The death of his long-time companion William Christopher in 1973 prompted a religious awakening for Tooker. Though a deep spirituality had always been evident in even his most foreboding works, Tooker now felt a longing for a more committed life of faith. Near his home in Vermont, he met a local Catholic priest and began taking instruction from him. He entered the Catholic Church in 1976, and the church became a source of profound love and inspiration for the rest of his life.

When his small parish of St. Francis of Assisi in Windsor, Vt., began to build a new church in 1980, Tooker asked his friend and pastor, Father Forrest Rouelle, if he could paint a major work for the new building. Father Rouelle was delighted and commissioned the painting that is a permanent fixture of the church.

“The Seven Sacraments: A Celebration of Life” is a remarkable work that consists of seven large panels that integrate the seven sacraments of the Church in what becomes a unified, single image. The center panel, the largest, depicts the moment of consecration in the Mass; on either side of the Eucharist panel are three smaller paintings. On the left, we see baptism, confirmation and reconciliation. The third panel depicts the repentant sinner invited by his confessor to the altar for Communion with a diverse congregation who are exchanging the sign of peace. It is a striking image of both forgiveness and love that grows logically from the paintings of infant baptism and childhood first Communion, into a more mature understanding of universal community united in the celebration of the Eucharist.
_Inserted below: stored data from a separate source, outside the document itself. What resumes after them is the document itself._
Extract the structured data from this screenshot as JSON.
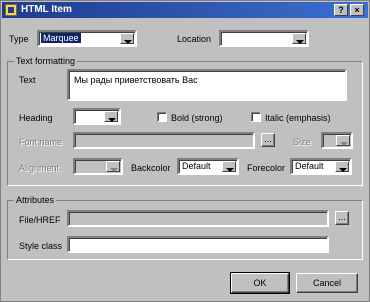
{
  "window": {
    "title": "HTML Item",
    "help_label": "?",
    "close_label": "×"
  },
  "top": {
    "type_label": "Type",
    "type_value": "Marquee",
    "location_label": "Location",
    "location_value": ""
  },
  "text_formatting": {
    "legend": "Text formatting",
    "text_label": "Text",
    "text_value": "Мы рады приветствовать Вас",
    "heading_label": "Heading",
    "heading_value": "",
    "bold_label": "Bold (strong)",
    "italic_label": "Italic (emphasis)",
    "font_name_label": "Font name",
    "font_browse_label": "...",
    "size_label": "Size",
    "alignment_label": "Alignment",
    "backcolor_label": "Backcolor",
    "backcolor_value": "Default",
    "forecolor_label": "Forecolor",
    "forecolor_value": "Default"
  },
  "attributes": {
    "legend": "Attributes",
    "file_href_label": "File/HREF",
    "file_browse_label": "...",
    "style_class_label": "Style class",
    "style_class_value": ""
  },
  "buttons": {
    "ok_label": "OK",
    "cancel_label": "Cancel"
  },
  "colors": {
    "titlebar_start": "#1e3b8f",
    "titlebar_end": "#3b6fd0",
    "face": "#c0c0c0",
    "selection": "#0b246a"
  }
}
The panels on the right portray marriage, also connected to the central image of the Eucharist; the anointing of the sick, which acts as a beautiful mirror image of the confirmation painting; and Holy Orders, which features the vocational life of both religious and the laity.

A prose description cannot fully capture the simple, yet profound, beauty of this work. It must be seen. Good images of the painting are available online; better ones are available in a fine book, “George Tooker,” by Thomas H. Garver.
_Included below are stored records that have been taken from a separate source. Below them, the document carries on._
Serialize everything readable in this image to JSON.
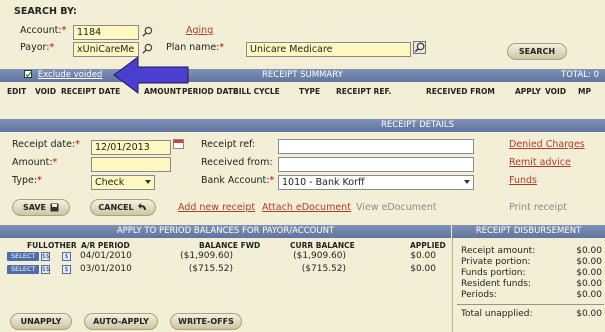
{
  "search": {
    "heading": "SEARCH BY:",
    "account_label": "Account:",
    "account_value": "1184",
    "payor_label": "Payor:",
    "payor_value": "xUniCareMe",
    "aging_link": "Aging",
    "plan_label": "Plan name:",
    "plan_value": "Unicare Medicare",
    "search_button": "SEARCH",
    "required_mark": "*"
  },
  "receipt_summary": {
    "exclude_voided_label": "Exclude voided",
    "exclude_voided_checked": true,
    "title": "RECEIPT SUMMARY",
    "total_label": "TOTAL: 0",
    "columns": [
      "EDIT",
      "VOID",
      "RECEIPT DATE",
      "AMOUNT",
      "PERIOD DATE",
      "BILL CYCLE",
      "TYPE",
      "RECEIPT REF.",
      "RECEIVED FROM",
      "APPLY",
      "VOID",
      "MP"
    ]
  },
  "receipt_details": {
    "title": "RECEIPT DETAILS",
    "receipt_date_label": "Receipt date:",
    "receipt_date_value": "12/01/2013",
    "amount_label": "Amount:",
    "amount_value": "",
    "type_label": "Type:",
    "type_value": "Check",
    "receipt_ref_label": "Receipt ref:",
    "receipt_ref_value": "",
    "received_from_label": "Received from:",
    "received_from_value": "",
    "bank_account_label": "Bank Account:",
    "bank_account_value": "1010 - Bank Korff",
    "denied_charges_link": "Denied Charges",
    "remit_advice_link": "Remit advice",
    "funds_link": "Funds",
    "required_mark": "*"
  },
  "actions": {
    "save": "SAVE",
    "cancel": "CANCEL",
    "add_new_receipt": "Add new receipt",
    "attach_edocument": "Attach eDocument",
    "view_edocument": "View eDocument",
    "print_receipt": "Print receipt"
  },
  "apply_section": {
    "title": "APPLY TO PERIOD BALANCES FOR PAYOR/ACCOUNT",
    "columns": {
      "full": "FULL",
      "other": "OTHER",
      "ar_period": "A/R PERIOD",
      "balance_fwd": "BALANCE FWD",
      "curr_balance": "CURR BALANCE",
      "applied": "APPLIED"
    },
    "select_label": "SELECT",
    "full_glyph": "$$",
    "other_glyph": "$",
    "rows": [
      {
        "period": "04/01/2010",
        "balance_fwd": "($1,909.60)",
        "curr_balance": "($1,909.60)",
        "applied": "$0.00"
      },
      {
        "period": "03/01/2010",
        "balance_fwd": "($715.52)",
        "curr_balance": "($715.52)",
        "applied": "$0.00"
      }
    ]
  },
  "disbursement": {
    "title": "RECEIPT DISBURSEMENT",
    "rows": [
      {
        "label": "Receipt amount:",
        "value": "$0.00"
      },
      {
        "label": "Private portion:",
        "value": "$0.00"
      },
      {
        "label": "Funds portion:",
        "value": "$0.00"
      },
      {
        "label": "Resident funds:",
        "value": "$0.00"
      },
      {
        "label": "Periods:",
        "value": "$0.00"
      }
    ],
    "total_unapplied_label": "Total unapplied:",
    "total_unapplied_value": "$0.00"
  },
  "bottom_buttons": {
    "unapply": "UNAPPLY",
    "auto_apply": "AUTO-APPLY",
    "write_offs": "WRITE-OFFS"
  },
  "colors": {
    "background": "#f3efd6",
    "header_bar": "#6c7ea6",
    "required_field": "#fff8c0",
    "link": "#b23a2b",
    "arrow": "#4a3fd0"
  }
}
Tooker also painted a strikingly original and symbolic “Stations of the Cross” for the church that like “The Seven Sacraments” is both of its time and timeless. Rather than referencing the traditional iconography associated with the Stations found in most churches, Tooker instead painted a series of 14 images, integrated into one large work, which focuses attention almost exclusively upon Christ’s hands. Like the best religious art and architecture it expresses the mood of the individual artist, speaking for his own people, in his own time, rather than once again referencing a narrow vision that we associate with greatness or beauty only because it feels familiar.
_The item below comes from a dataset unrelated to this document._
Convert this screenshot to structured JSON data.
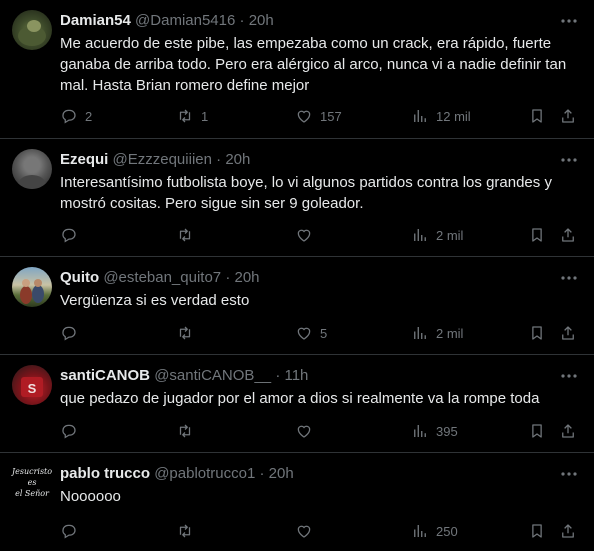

And yet familiarity, whether it seems eerie or beautiful, is perhaps the defining feature of Tooker’s best work. Beyond the simple tags of illusionist, surrealism, or magic realism, Tooker’s paintings affect us on a level that unites the personal with the universal. George Tooker’s art reminds us that we all know the agony of loneliness; we all have felt forgotten or misunderstood. Yet his paintings, including the wonderful series “The Embrace,” also remind us of the ability we all have to love and be loved. We know these images not only because we have seen them, but because we have lived them and believed them.